Our ADLS is getting bigger and we’re working on a backup strategy for it. ADLS provides locally-redundant storage (LRS), however, this does not prevent our application from corrupting data or accidentally deleting it. Since Microsoft hasn’t published a new version of ADLS with a clone feature we had to find a way to backup all the data stored in our data lake.
We’re going to show you How to do a full ADLS backup with Azure Data Factory (ADF). ADF does not preserve permissions. However, our Hadoop client can only access the AzureDataLakeStoreFilesystem (adl) through hive with a “hive” user and we can generate these permissions before the backup.
Our Hadoop cluster has some distinct points that makes it easier to replicate the “data permissions” for ADLS backup:
- Applications can access Hadoop through Hive layer with “hive” user only. Set
- Applications can only access directly Hadoop for uploading or downloading files to and from
- Hive permissions inheritance is set to true.
Let’s get started!
Create a new ADLS and define ADLS Data Permissions
After creating your new ADLS, open Data Explorer, then the “Access” button on the root folder. Afterwards, click the “Add” button to select the same identity that has access to the original ADLS and has the credentials configured in your core-site.xml file. Select the adequate permissions.
Creating your ADF pipeline
I won’t get into much more detail since there are several tutorials out there about ADF, just make sure you create 2 linked services, 2 data sets and your pipeline with a simple copy activity.
Some notes for your pipeline creation:
use service principal authentication for your linked services
Create two data sets with binary copy enabled
Create a “Copy” activity with the “Copy file recursively” option enabled and the copy behavior set to “Preserve hierarchy” and run your pipeline
In this case we had a solid throughput of 152 MB/s
Set other permissions
If you need to give rwx permissions to other users on your /tmp folder you can use an hdfs command or Azure Portal to do that.
We recommend to use the
hdfs dfs -setfacl command because it gives you more flexibility, just make sure to give owner access in ADLS IAM tab to your Hadoop user.

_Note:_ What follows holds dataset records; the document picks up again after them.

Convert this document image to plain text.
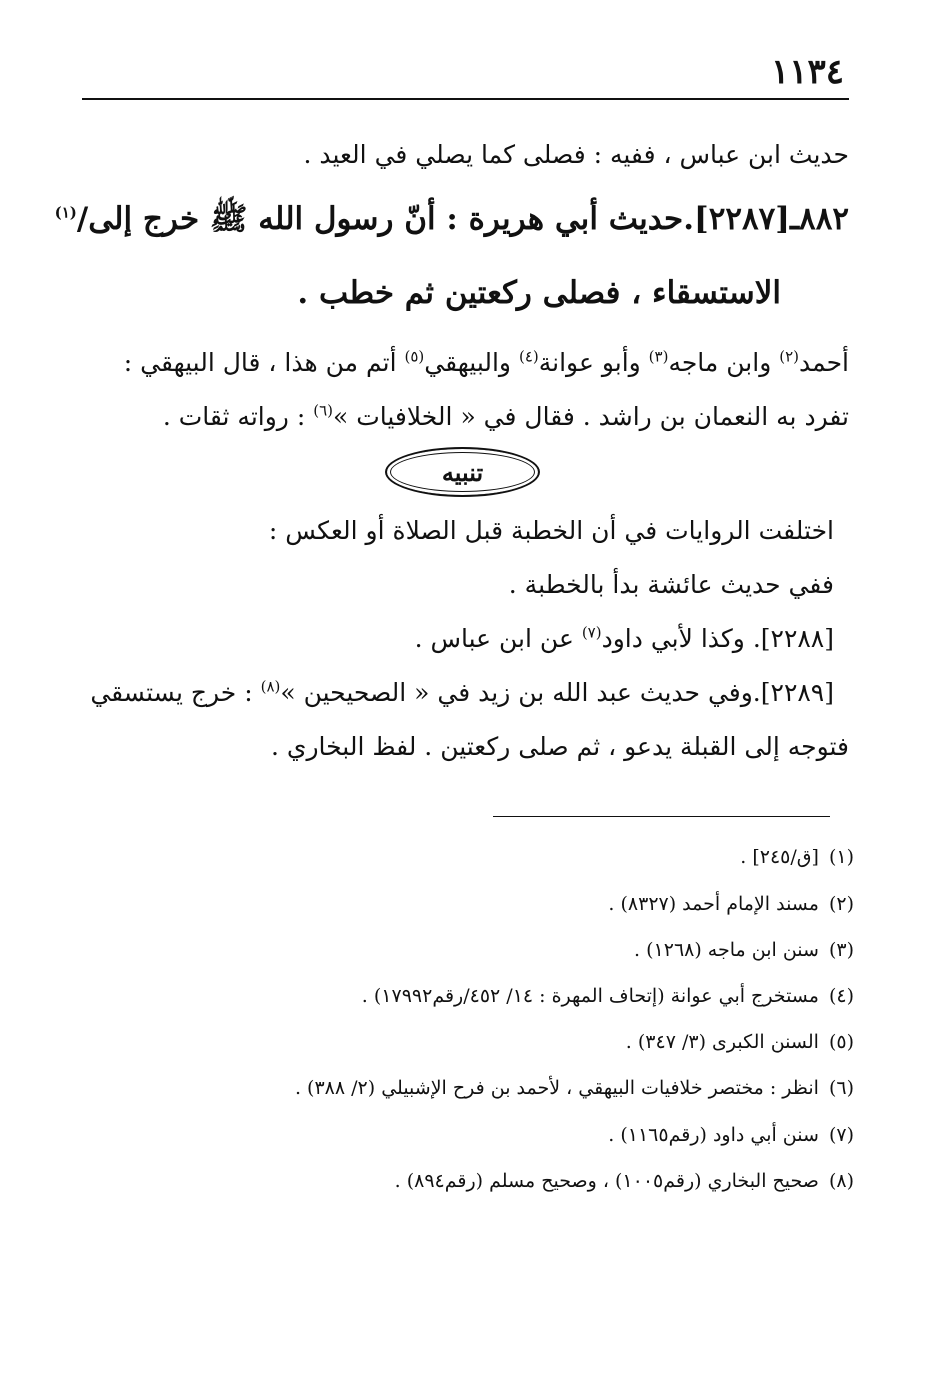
١١٣٤
حديث ابن عباس ، ففيه : فصلى كما يصلي في العيد .
٨٨٢ـ[٢٢٨٧].حديث أبي هريرة : أنّ رسول الله ﷺ خرج إلى/$^{(١)}$
الاستسقاء ، فصلى ركعتين ثم خطب .
أحمد$^{(٢)}$ وابن ماجه$^{(٣)}$ وأبو عوانة$^{(٤)}$ والبيهقي$^{(٥)}$ أتم من هذا ، قال البيهقي :
تفرد به النعمان بن راشد . فقال في « الخلافيات »$^{(٦)}$ : رواته ثقات .
تنبيه
اختلفت الروايات في أن الخطبة قبل الصلاة أو العكس :
ففي حديث عائشة بدأ بالخطبة .
[٢٢٨٨]. وكذا لأبي داود$^{(٧)}$ عن ابن عباس .
[٢٢٨٩].وفي حديث عبد الله بن زيد في « الصحيحين »$^{(٨)}$ : خرج يستسقي
فتوجه إلى القبلة يدعو ، ثم صلى ركعتين . لفظ البخاري .
(١)[ق/٢٤٥] .
(٢)مسند الإمام أحمد (٨٣٢٧) .
(٣)سنن ابن ماجه (١٢٦٨) .
(٤)مستخرج أبي عوانة (إتحاف المهرة : ١٤/ ٤٥٢/رقم١٧٩٩٢) .
(٥)السنن الكبرى (٣/ ٣٤٧) .
(٦)انظر : مختصر خلافيات البيهقي ، لأحمد بن فرح الإشبيلي (٢/ ٣٨٨) .
(٧)سنن أبي داود (رقم١١٦٥) .
(٨)صحيح البخاري (رقم١٠٠٥) ، وصحيح مسلم (رقم٨٩٤) .
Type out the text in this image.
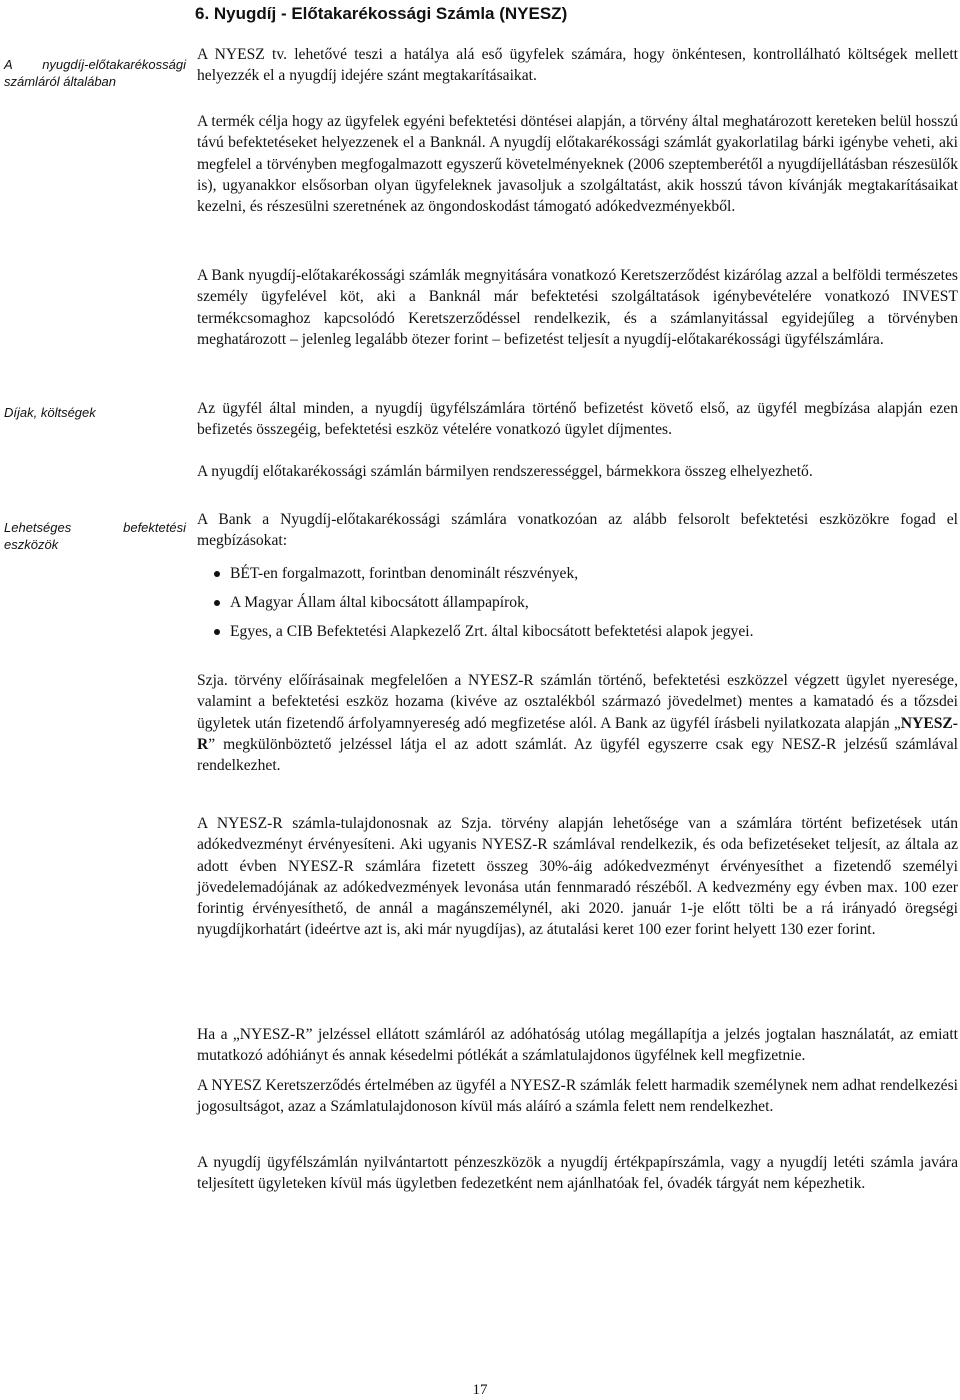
6. Nyugdíj - Előtakarékossági Számla (NYESZ)
A nyugdíj-előtakarékossági
számláról általában
Díjak, költségek
Lehetséges befektetési
eszközök

A NYESZ tv. lehetővé teszi a hatálya alá eső ügyfelek számára, hogy önkéntesen, kontrollálható költségek mellett helyezzék el a nyugdíj idejére szánt megtakarításaikat.

A termék célja hogy az ügyfelek egyéni befektetési döntései alapján, a törvény által meghatározott kereteken belül hosszú távú befektetéseket helyezzenek el a Banknál. A nyugdíj előtakarékossági számlát gyakorlatilag bárki igénybe veheti, aki megfelel a törvényben megfogalmazott egyszerű követelményeknek (2006 szeptemberétől a nyugdíjellátásban részesülők is), ugyanakkor elsősorban olyan ügyfeleknek javasoljuk a szolgáltatást, akik hosszú távon kívánják megtakarításaikat kezelni, és részesülni szeretnének az öngondoskodást támogató adókedvezményekből.

A Bank nyugdíj-előtakarékossági számlák megnyitására vonatkozó Keretszerződést kizárólag azzal a belföldi természetes személy ügyfelével köt, aki a Banknál már befektetési szolgáltatások igénybevételére vonatkozó INVEST termékcsomaghoz kapcsolódó Keretszerződéssel rendelkezik, és a számlanyitással egyidejűleg a törvényben meghatározott – jelenleg legalább ötezer forint – befizetést teljesít a nyugdíj-előtakarékossági ügyfélszámlára.

Az ügyfél által minden, a nyugdíj ügyfélszámlára történő befizetést követő első, az ügyfél megbízása alapján ezen befizetés összegéig, befektetési eszköz vételére vonatkozó ügylet díjmentes.

A nyugdíj előtakarékossági számlán bármilyen rendszerességgel, bármekkora összeg elhelyezhető.

A Bank a Nyugdíj-előtakarékossági számlára vonatkozóan az alább felsorolt befektetési eszközökre fogad el megbízásokat:

BÉT-en forgalmazott, forintban denominált részvények,
A Magyar Állam által kibocsátott állampapírok,
Egyes, a CIB Befektetési Alapkezelő Zrt. által kibocsátott befektetési alapok jegyei.

Szja. törvény előírásainak megfelelően a NYESZ-R számlán történő, befektetési eszközzel végzett ügylet nyeresége, valamint a befektetési eszköz hozama (kivéve az osztalékból származó jövedelmet) mentes a kamatadó és a tőzsdei ügyletek után fizetendő árfolyamnyereség adó megfizetése alól. A Bank az ügyfél írásbeli nyilatkozata alapján „NYESZ-R” megkülönböztető jelzéssel látja el az adott számlát. Az ügyfél egyszerre csak egy NESZ-R jelzésű számlával rendelkezhet.

A NYESZ-R számla-tulajdonosnak az Szja. törvény alapján lehetősége van a számlára történt befizetések után adókedvezményt érvényesíteni. Aki ugyanis NYESZ-R számlával rendelkezik, és oda befizetéseket teljesít, az általa az adott évben NYESZ-R számlára fizetett összeg 30%-áig adókedvezményt érvényesíthet a fizetendő személyi jövedelemadójának az adókedvezmények levonása után fennmaradó részéből. A kedvezmény egy évben max. 100 ezer forintig érvényesíthető, de annál a magánszemélynél, aki 2020. január 1-je előtt tölti be a rá irányadó öregségi nyugdíjkorhatárt (ideértve azt is, aki már nyugdíjas), az átutalási keret 100 ezer forint helyett 130 ezer forint.

Ha a „NYESZ-R” jelzéssel ellátott számláról az adóhatóság utólag megállapítja a jelzés jogtalan használatát, az emiatt mutatkozó adóhiányt és annak késedelmi pótlékát a számlatulajdonos ügyfélnek kell megfizetnie.

A NYESZ Keretszerződés értelmében az ügyfél a NYESZ-R számlák felett harmadik személynek nem adhat rendelkezési jogosultságot, azaz a Számlatulajdonoson kívül más aláíró a számla felett nem rendelkezhet.

A nyugdíj ügyfélszámlán nyilvántartott pénzeszközök a nyugdíj értékpapírszámla, vagy a nyugdíj letéti számla javára teljesített ügyleteken kívül más ügyletben fedezetként nem ajánlhatóak fel, óvadék tárgyát nem képezhetik.

17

hdfs dfs -setfacl -m -R default:other::rwx,other::rwx /tmp
Point your default file system to your new ADLS
fs.defaultFS to your new ADLS url in core-site.xml
Update your Hive metastore
Some of the entries in the Hive metastore database contain references to Hadoop. After changing the default file system to our new ADLS we need to update the old values using the Hive MetaTool:
hive --config /etc/hive/conf/conf.server --service metatool -updateLocation adl://sink.azuredatalakestore.net adl://source.azuredatalakestore.net --verbose
We’ve tried to use DistCp with all the tuning options and permissions preservation, and it created a perfect copy, however the performance was very poor with almost 14 hours of backup for 1.2TB of data. We believe it is because we have very small files (we use ORC tables in hive with partitioning) and we have a very complex folder structure that does not help in MR jobs.